Cette maladie, née avec elle, fomentée par le plaisir, accrue par les veilles, était devenue incurable par les travaux et les fatigues de notre héroïne.

Toutefois, elle semblait l’avoir respectée jusque-là ; mais ce levain malheureux, mêlé aux levains étrangers qu’elle avait ramassés de toutes parts, vint à fermenter. Déjà tout l’intérieur de sa machine s’en ressentait, la masse de ses humeurs en était infectée : il ne circulait plus que du poison dans ses veines au lieu de sang, et Justine pouvait s’écrier, encore plus que M. Robé de Beauvezet : La vérole, ô mon Dieu, m’a criblée jusqu’aux os !

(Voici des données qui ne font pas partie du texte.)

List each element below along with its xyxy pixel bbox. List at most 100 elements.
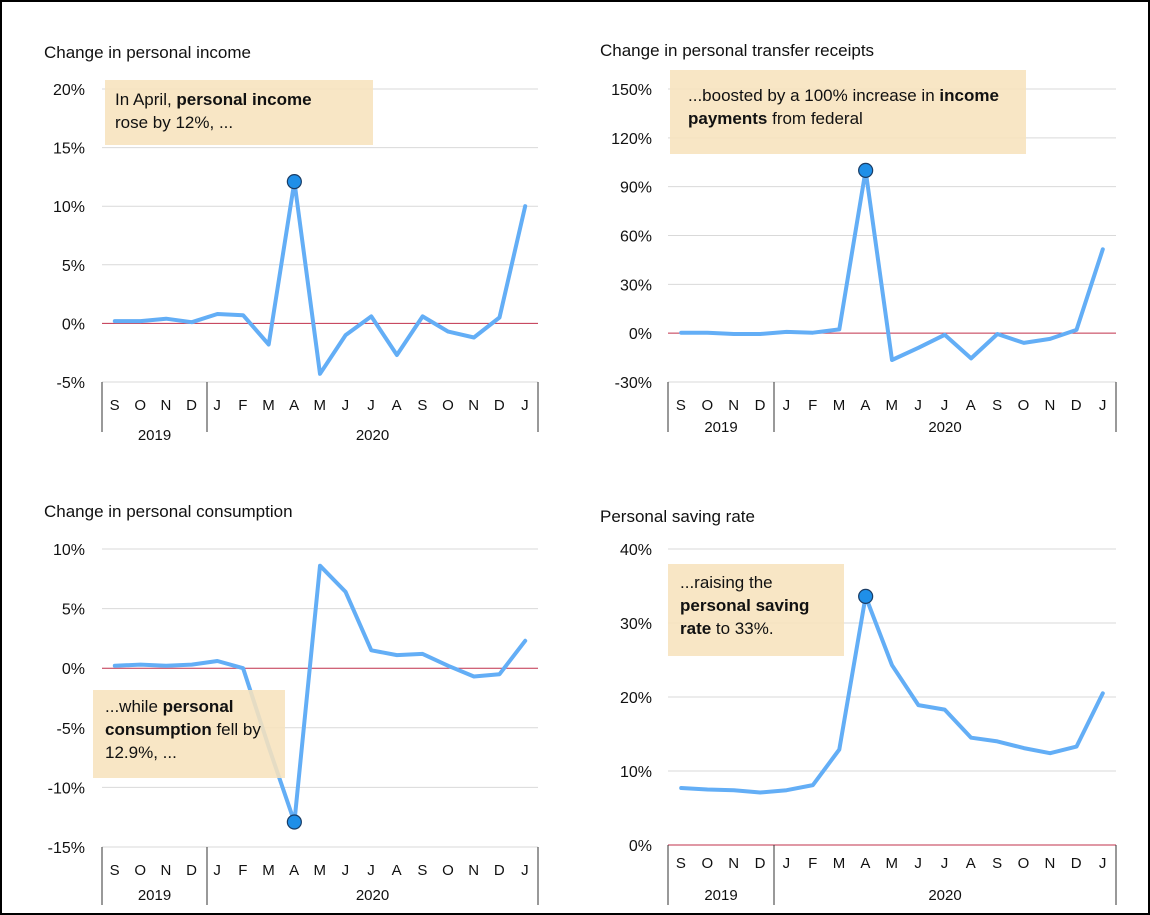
x-tick-label: J bbox=[941, 397, 949, 414]
annotation-bold-text: personal consumption bbox=[105, 697, 234, 739]
x-tick-label: F bbox=[238, 397, 248, 414]
data-point bbox=[758, 332, 762, 336]
x-tick-label: O bbox=[134, 397, 146, 414]
x-tick-label: A bbox=[392, 397, 403, 414]
data-point bbox=[215, 659, 219, 663]
y-tick-label: 0% bbox=[629, 326, 652, 343]
data-point bbox=[995, 739, 999, 743]
series-line bbox=[679, 168, 1105, 362]
x-tick-label: O bbox=[134, 862, 146, 879]
data-point bbox=[943, 333, 947, 337]
x-tick-label: N bbox=[468, 397, 479, 414]
data-point bbox=[318, 372, 322, 376]
x-tick-label: S bbox=[676, 397, 687, 414]
x-tick-label: N bbox=[160, 862, 171, 879]
data-point bbox=[679, 786, 683, 790]
x-tick-label: F bbox=[808, 397, 818, 414]
highlight-point bbox=[286, 173, 302, 190]
x-tick-label: A bbox=[966, 855, 977, 872]
y-tick-label: 20% bbox=[53, 82, 85, 99]
y-tick-label: 15% bbox=[53, 141, 85, 158]
year-label: 2020 bbox=[928, 887, 961, 904]
x-tick-label: A bbox=[860, 397, 871, 414]
data-point bbox=[241, 666, 245, 670]
data-point bbox=[498, 316, 502, 320]
x-tick-label: N bbox=[1044, 397, 1055, 414]
highlight-point bbox=[858, 588, 874, 604]
chart-title: Personal saving rate bbox=[600, 507, 755, 526]
x-tick-label: J bbox=[521, 862, 529, 879]
x-tick-label: D bbox=[1071, 855, 1082, 872]
data-point bbox=[811, 331, 815, 335]
x-tick-label: J bbox=[783, 855, 791, 872]
y-tick-label: 5% bbox=[62, 258, 85, 275]
x-tick-label: O bbox=[442, 862, 454, 879]
y-tick-label: -5% bbox=[57, 375, 85, 392]
x-tick-label: O bbox=[442, 397, 454, 414]
x-tick-label: S bbox=[992, 855, 1003, 872]
data-point bbox=[1048, 337, 1052, 341]
x-tick-label: D bbox=[494, 862, 505, 879]
y-tick-label: -10% bbox=[48, 780, 85, 797]
data-point bbox=[215, 312, 219, 316]
x-tick-label: J bbox=[342, 862, 350, 879]
data-point bbox=[969, 356, 973, 360]
data-point bbox=[344, 333, 348, 337]
x-tick-label: A bbox=[289, 397, 300, 414]
annotation-bold-text: personal saving rate bbox=[680, 596, 810, 638]
y-tick-label: 120% bbox=[611, 131, 652, 148]
x-tick-label: F bbox=[238, 862, 248, 879]
x-tick-label: N bbox=[468, 862, 479, 879]
y-tick-label: 30% bbox=[620, 277, 652, 294]
x-tick-label: D bbox=[755, 855, 766, 872]
x-tick-label: M bbox=[833, 855, 846, 872]
data-point bbox=[523, 639, 527, 643]
x-tick-label: N bbox=[728, 855, 739, 872]
data-point bbox=[758, 790, 762, 794]
annotation-bold-text: personal income bbox=[176, 90, 312, 109]
data-point bbox=[369, 314, 373, 318]
data-point bbox=[837, 748, 841, 752]
x-tick-label: M bbox=[833, 397, 846, 414]
chart-2: Change in personal transfer receipts 150%… bbox=[600, 41, 1117, 436]
data-point bbox=[138, 663, 142, 667]
y-tick-label: 5% bbox=[62, 602, 85, 619]
data-point bbox=[1101, 691, 1105, 695]
year-label: 2020 bbox=[928, 419, 961, 436]
data-point bbox=[190, 320, 194, 324]
data-point bbox=[890, 358, 894, 362]
annotation-personal-consumption: ...while personal consumption fell by 12… bbox=[93, 690, 285, 778]
x-tick-label: J bbox=[213, 862, 221, 879]
data-point bbox=[1101, 247, 1105, 251]
x-tick-label: J bbox=[367, 862, 375, 879]
year-label: 2019 bbox=[138, 427, 171, 444]
year-label: 2019 bbox=[704, 887, 737, 904]
series-line bbox=[679, 594, 1105, 795]
x-tick-label: D bbox=[186, 397, 197, 414]
year-label: 2019 bbox=[704, 419, 737, 436]
x-tick-label: N bbox=[1044, 855, 1055, 872]
data-point bbox=[916, 703, 920, 707]
data-point bbox=[344, 590, 348, 594]
x-tick-label: J bbox=[914, 855, 922, 872]
y-tick-label: 10% bbox=[620, 764, 652, 781]
data-point bbox=[969, 736, 973, 740]
x-tick-label: O bbox=[1018, 855, 1030, 872]
y-tick-label: 150% bbox=[611, 82, 652, 99]
y-tick-label: 30% bbox=[620, 616, 652, 633]
x-tick-label: J bbox=[1099, 397, 1107, 414]
x-tick-label: N bbox=[160, 397, 171, 414]
data-point bbox=[498, 672, 502, 676]
x-tick-label: D bbox=[755, 397, 766, 414]
x-tick-label: M bbox=[886, 397, 899, 414]
x-tick-label: J bbox=[521, 397, 529, 414]
data-point bbox=[837, 327, 841, 331]
x-tick-label: F bbox=[808, 855, 818, 872]
data-point bbox=[916, 346, 920, 350]
data-point bbox=[190, 663, 194, 667]
chart-title: Change in personal consumption bbox=[44, 502, 293, 521]
data-point bbox=[369, 648, 373, 652]
data-point bbox=[1022, 341, 1026, 345]
data-point bbox=[1048, 751, 1052, 755]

Tel était son état quand elle revint dans sa patrie. Elle sentit l’horrible ravage qui se faisait au dedans d’elle-même, et n’en fut pas épouvantée.

Avertie par là qu’elle n’avait plus longtemps à jouir, elle résolut d’en mieux employer le peu de jours qui lui restaient. Heureusement que sa figure, quoique altérée par le mal qui la minait intérieurement, était encore séduisante.

C’était un bâtiment dont les dehors gracieux, en laissant entrevoir des ruines, faisaient toutefois plaisir à la vue et arrêtaient le spectateur.